Dixième Dimanche du Temps Ordinaire

Aujourd’hui, Jésus est entouré de foules mais il n’est pas populiste ni démagogue. Il reste lui-même, il est humain, au grand sens du terme : il est sensible à la personne humaine.
Toute une foule l’accompagne. Elle ne le lâche pas. Jésus a déjà guéri bien du monde et sa parole étonne. Cette foule croit-elle en Jésus ? Jésus, lui, s’en méfie. Il a trouvé plus de foi chez le centurion que dans tout Israël.
Et voilà qu’arrivés à Naïm, ils croisent une autre foule, « considérable », nous dit S. Luc. Cette foule sort de la ville. Elle est dans la détresse. C’est un mort que l’on va mettre en terre. Et c’est un homme qui n’a pas atteint le grand âge ; et c’est un fils unique : l’unique présence aux côtés de ses parents, leur unique soutien. Or, de plus, sa mère est veuve, elle se trouve donc maintenant complètement démunie, elle n’avait que lui pour vivre. Une telle situation remue tout le pays, d’où tout ce monde qui sort de la ville.
Jésus ne fait pas un détour, il « s’avance et touche la civière ». Tous les jours, Jésus s’arrête à nos portes. Il s’arrête là où nous avons mal, là où nous sommes le plus mal. Non parce qu’il met son nez partout et nous surveille. Mais parce qu’il a souffert lui-même et qu’il reconnaît la souffrance de son frère. Cette souffrance unique le remue. Pas seulement le drame exceptionnel, hors normes, de cette veuve de Naïm, mais absolument toute souffrance qui blesse le cœur d’une femme, d’un homme quel qu’il soit. Toute souffrance est unique, aussi unique que la personne qui la vit.

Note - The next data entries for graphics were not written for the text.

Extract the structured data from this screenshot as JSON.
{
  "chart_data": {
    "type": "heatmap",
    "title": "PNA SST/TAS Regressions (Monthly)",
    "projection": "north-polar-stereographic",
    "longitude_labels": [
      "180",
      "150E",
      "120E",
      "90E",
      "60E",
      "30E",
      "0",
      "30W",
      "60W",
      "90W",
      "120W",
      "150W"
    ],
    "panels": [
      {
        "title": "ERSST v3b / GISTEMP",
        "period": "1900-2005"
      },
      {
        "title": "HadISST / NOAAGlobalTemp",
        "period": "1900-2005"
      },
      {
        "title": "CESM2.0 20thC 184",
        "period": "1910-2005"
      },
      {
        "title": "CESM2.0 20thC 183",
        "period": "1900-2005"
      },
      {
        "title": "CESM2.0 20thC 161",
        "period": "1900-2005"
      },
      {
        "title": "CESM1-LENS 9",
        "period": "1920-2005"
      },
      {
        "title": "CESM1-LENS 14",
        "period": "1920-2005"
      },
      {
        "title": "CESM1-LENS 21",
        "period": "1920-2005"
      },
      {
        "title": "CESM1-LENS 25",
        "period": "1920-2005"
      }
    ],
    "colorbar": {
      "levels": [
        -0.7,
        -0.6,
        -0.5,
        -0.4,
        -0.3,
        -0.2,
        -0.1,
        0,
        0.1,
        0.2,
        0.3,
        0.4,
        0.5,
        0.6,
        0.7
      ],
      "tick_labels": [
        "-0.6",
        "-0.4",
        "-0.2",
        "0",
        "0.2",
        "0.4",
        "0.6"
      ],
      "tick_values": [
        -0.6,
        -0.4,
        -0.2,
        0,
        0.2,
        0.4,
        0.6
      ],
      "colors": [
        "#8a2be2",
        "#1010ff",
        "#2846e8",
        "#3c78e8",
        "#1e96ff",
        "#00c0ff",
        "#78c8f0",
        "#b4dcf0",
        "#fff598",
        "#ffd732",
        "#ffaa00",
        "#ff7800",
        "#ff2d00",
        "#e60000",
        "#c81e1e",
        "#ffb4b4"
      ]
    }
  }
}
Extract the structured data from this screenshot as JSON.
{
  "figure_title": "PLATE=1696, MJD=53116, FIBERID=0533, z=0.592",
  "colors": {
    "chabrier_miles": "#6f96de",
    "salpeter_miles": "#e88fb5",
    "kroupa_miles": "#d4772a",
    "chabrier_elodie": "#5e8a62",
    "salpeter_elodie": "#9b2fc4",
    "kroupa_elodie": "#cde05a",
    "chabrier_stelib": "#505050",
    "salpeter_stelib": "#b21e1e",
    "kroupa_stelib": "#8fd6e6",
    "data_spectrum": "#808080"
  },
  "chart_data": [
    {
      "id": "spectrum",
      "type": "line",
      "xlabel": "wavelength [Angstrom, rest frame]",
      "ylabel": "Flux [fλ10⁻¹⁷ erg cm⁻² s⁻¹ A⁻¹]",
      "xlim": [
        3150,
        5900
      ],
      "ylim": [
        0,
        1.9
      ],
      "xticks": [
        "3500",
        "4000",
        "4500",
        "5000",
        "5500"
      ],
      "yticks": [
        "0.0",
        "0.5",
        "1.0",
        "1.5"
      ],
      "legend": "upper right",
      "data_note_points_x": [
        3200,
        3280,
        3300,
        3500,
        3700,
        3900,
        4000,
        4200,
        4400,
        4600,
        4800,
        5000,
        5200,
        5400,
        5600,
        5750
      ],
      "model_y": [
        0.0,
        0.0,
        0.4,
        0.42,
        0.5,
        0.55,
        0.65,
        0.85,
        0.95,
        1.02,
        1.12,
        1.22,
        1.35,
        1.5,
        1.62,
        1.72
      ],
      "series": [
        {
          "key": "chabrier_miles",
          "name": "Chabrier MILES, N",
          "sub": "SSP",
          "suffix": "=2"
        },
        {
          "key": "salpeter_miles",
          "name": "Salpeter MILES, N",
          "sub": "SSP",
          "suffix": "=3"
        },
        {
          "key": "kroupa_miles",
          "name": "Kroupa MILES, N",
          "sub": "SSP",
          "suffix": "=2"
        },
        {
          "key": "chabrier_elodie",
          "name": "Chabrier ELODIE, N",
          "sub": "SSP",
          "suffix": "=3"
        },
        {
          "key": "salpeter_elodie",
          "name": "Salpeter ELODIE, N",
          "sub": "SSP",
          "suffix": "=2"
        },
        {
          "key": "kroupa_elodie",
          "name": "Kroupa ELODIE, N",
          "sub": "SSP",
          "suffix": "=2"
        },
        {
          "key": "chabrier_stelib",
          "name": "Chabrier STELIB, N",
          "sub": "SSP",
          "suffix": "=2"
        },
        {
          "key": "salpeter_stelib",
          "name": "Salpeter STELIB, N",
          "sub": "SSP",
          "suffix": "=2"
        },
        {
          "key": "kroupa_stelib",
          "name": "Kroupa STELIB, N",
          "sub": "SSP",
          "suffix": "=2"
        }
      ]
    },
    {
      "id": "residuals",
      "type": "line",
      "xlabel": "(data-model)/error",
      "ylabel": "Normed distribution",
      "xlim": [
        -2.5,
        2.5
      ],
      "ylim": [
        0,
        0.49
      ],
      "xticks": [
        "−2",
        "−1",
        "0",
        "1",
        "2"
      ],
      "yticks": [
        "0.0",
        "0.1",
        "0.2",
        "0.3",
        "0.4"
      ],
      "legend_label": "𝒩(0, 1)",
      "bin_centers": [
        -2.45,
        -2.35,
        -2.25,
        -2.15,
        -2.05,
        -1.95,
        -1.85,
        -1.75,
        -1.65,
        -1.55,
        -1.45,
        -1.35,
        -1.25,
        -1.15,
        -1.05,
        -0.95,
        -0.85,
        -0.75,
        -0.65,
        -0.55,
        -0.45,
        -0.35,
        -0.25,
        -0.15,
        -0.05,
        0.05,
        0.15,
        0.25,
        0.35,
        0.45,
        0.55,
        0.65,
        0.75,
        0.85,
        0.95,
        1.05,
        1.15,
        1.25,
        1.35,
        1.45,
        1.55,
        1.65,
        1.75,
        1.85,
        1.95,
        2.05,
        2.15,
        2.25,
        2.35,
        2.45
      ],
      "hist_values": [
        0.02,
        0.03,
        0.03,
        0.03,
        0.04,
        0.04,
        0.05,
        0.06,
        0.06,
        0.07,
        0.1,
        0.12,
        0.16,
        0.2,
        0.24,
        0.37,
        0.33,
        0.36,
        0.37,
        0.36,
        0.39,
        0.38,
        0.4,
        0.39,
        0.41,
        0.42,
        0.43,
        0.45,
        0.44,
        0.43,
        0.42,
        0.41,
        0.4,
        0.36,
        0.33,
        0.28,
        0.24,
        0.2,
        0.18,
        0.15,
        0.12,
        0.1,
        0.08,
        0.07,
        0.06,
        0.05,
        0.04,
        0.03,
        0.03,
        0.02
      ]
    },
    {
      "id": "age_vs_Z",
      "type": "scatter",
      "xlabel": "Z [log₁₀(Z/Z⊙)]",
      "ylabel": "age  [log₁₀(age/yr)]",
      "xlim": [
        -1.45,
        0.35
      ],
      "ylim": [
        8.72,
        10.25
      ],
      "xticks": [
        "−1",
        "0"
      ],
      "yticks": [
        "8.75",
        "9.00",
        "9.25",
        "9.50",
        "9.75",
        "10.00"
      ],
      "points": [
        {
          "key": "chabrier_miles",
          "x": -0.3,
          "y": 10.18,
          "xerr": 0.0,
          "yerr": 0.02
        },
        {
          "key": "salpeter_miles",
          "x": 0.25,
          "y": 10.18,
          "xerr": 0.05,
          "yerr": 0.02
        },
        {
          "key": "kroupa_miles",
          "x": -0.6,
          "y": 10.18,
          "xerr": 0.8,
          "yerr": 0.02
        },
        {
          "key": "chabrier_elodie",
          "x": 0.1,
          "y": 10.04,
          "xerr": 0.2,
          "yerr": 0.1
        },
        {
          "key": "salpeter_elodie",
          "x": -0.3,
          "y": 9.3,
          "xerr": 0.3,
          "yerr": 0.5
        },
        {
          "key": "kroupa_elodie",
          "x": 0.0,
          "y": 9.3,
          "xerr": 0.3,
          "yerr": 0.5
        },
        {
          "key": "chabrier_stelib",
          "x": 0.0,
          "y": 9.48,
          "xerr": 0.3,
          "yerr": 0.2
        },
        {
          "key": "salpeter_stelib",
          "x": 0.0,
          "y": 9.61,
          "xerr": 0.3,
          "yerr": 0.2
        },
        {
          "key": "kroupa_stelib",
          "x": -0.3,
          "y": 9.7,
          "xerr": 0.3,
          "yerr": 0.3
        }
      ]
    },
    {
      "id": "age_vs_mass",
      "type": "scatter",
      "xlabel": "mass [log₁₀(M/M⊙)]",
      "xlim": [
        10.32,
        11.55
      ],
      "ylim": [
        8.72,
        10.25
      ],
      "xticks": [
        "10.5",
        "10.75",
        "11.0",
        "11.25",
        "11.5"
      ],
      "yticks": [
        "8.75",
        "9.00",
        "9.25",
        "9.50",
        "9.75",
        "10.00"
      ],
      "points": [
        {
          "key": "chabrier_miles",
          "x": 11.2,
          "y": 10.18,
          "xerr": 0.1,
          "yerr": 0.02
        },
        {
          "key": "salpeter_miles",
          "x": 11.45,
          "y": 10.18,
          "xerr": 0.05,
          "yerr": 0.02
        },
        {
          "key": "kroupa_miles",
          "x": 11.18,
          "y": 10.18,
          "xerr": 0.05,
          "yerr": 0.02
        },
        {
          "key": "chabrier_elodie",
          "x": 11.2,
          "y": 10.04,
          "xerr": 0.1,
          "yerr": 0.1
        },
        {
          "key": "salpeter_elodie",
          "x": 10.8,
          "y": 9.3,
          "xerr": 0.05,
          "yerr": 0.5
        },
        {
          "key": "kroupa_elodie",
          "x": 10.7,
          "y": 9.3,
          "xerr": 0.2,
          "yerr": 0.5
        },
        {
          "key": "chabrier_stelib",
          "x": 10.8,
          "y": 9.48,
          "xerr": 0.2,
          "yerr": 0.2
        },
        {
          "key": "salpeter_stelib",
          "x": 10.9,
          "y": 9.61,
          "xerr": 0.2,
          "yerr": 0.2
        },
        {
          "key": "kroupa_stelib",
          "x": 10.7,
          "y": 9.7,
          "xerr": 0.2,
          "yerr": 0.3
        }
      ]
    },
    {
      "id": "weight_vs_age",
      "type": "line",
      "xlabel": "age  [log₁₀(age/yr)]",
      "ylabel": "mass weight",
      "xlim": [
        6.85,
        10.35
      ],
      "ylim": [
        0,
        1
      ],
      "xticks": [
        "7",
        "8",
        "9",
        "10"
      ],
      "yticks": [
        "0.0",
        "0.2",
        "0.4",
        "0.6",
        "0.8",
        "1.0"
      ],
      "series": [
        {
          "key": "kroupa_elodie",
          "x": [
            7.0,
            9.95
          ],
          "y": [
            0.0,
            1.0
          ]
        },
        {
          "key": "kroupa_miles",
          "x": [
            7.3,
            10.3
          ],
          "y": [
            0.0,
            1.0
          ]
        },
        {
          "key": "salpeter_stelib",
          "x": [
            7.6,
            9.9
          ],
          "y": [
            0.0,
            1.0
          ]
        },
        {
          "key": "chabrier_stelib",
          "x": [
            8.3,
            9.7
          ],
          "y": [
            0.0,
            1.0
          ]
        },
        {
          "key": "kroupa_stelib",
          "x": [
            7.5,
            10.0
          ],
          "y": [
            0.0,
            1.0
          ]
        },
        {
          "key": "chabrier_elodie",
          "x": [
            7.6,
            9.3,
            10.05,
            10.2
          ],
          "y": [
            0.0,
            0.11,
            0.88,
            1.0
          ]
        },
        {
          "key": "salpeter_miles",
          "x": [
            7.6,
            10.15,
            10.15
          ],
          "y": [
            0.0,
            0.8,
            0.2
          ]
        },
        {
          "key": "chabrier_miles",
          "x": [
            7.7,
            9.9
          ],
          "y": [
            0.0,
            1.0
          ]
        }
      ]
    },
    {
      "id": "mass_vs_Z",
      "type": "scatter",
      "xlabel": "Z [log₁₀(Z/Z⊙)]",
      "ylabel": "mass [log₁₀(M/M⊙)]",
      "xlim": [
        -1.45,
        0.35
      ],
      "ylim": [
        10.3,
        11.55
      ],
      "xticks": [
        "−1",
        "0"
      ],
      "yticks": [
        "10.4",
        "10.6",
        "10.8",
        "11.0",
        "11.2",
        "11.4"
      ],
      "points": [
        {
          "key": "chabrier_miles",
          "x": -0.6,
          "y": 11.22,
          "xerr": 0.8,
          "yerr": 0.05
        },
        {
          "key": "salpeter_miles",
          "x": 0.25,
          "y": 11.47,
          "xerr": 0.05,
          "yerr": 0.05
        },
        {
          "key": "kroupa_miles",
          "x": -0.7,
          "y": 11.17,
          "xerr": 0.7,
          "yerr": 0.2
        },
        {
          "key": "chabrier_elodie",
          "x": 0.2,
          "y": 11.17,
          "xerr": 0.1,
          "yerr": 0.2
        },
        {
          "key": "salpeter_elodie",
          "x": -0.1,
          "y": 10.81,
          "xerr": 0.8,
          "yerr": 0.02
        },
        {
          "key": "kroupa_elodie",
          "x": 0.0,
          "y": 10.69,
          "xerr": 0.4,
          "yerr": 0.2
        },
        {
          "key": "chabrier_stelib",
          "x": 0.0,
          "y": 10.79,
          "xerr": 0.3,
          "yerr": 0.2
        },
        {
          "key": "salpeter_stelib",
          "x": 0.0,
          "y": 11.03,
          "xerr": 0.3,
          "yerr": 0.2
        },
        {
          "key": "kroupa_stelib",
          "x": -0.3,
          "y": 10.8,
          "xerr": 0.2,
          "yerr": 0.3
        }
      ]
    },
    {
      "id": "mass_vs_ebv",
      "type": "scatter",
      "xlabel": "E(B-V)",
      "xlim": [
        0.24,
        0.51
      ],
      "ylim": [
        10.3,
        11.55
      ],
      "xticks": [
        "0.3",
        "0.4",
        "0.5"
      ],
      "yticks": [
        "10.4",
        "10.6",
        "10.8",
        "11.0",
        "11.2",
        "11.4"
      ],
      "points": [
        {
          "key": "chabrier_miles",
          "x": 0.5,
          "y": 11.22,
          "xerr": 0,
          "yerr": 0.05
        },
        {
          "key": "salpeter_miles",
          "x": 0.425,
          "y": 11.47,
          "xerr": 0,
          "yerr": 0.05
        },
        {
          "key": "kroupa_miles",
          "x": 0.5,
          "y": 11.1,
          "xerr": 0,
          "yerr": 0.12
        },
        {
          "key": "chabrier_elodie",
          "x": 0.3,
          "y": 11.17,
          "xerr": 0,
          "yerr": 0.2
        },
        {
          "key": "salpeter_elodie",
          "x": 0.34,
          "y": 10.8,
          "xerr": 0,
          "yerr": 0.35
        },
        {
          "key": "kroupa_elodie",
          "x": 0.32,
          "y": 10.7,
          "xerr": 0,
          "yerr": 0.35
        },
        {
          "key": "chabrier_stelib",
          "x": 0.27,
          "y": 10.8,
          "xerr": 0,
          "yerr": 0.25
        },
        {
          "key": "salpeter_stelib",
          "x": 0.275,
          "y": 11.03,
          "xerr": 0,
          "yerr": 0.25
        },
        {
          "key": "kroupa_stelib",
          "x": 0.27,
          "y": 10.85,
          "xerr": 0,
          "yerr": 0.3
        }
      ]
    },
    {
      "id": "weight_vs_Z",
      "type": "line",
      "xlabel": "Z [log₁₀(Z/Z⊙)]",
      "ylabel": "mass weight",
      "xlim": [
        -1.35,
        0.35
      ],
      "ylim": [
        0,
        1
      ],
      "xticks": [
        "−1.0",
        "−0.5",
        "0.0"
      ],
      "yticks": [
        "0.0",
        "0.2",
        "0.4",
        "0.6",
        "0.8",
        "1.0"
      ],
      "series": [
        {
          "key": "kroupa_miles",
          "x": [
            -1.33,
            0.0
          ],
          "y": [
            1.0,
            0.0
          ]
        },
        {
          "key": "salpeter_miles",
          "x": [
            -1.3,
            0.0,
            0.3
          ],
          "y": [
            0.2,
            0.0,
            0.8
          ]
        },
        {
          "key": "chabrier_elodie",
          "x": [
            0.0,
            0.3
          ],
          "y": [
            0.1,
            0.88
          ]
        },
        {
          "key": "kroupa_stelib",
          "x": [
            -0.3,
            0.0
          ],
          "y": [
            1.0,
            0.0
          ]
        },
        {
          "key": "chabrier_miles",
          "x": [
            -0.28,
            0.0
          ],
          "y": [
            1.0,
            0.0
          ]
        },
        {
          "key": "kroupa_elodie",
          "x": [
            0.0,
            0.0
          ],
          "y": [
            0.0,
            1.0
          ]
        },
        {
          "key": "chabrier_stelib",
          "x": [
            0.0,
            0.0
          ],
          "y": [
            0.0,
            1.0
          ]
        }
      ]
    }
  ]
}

Jésus a du cœur, il a des entrailles. Lui, « le Seigneur », comme l’appelle ici S. Luc, « est saisi de pitié pour cette femme ». Tant de fois dans l’évangile, Jésus a ainsi pitié de celle ou celui qu’il rencontre. Il est toujours prêt à se laisser rejoindre par l’appel de l’autre, même l’appel muet, l’appel d’une souffrance même tenue bien cachée. Toujours Jésus s’avance, s’approche de notre civière, et il en est retourné.
Toujours il s’approche et voudrait prendre soin de l’homme blessé par la route, comme cet homme à demi-mort victime de bandits entre Jérusalem et Jéricho. Jésus a pitié, il prend sur lui, au-delà de ce que nous espérerions. Mais justement, osons-nous croire en cette si grande bonté de cœur, en cette bienveillance sans repli, sans le moindre calcul ?
Un autre aura encore davantage pitié, si c’était possible. Lui aussi ressuscitera un « mort ». Par pitié, par passion et compassion pour ce mort, oui bien sûr. Mais par pitié, compassion et passion pour aussi tous ceux qui ont même chair que ce mort, pour sa mère, ses sœurs, ses frères, ses amis, ses ennemis même. Il ne peut les laisser là, blessés à mort. Il veut la vie, il ordonne la vie : « Je te l’ordonne, lève-toi, entends de tes oreilles ma voix, ne perçois-tu pas ce qui vibre en moi, le cœur qui bat pour toi, les entrailles qui frémissent pour toi ? »
Le Père a pitié, Jésus s’est levé parmi nous, il a été relevé d’entre les morts. Jésus s’est levé, il a éternellement pitié de chaque humaine détresse, il voudrait guérir notre mal le plus secret. Il voudrait nous rendre comme le fils à sa mère, il voudrait nous rendre à la vie, aux êtres qui sont notre vie, nos proches et lointains. Il voudrait nous rendre à notre Père des cieux.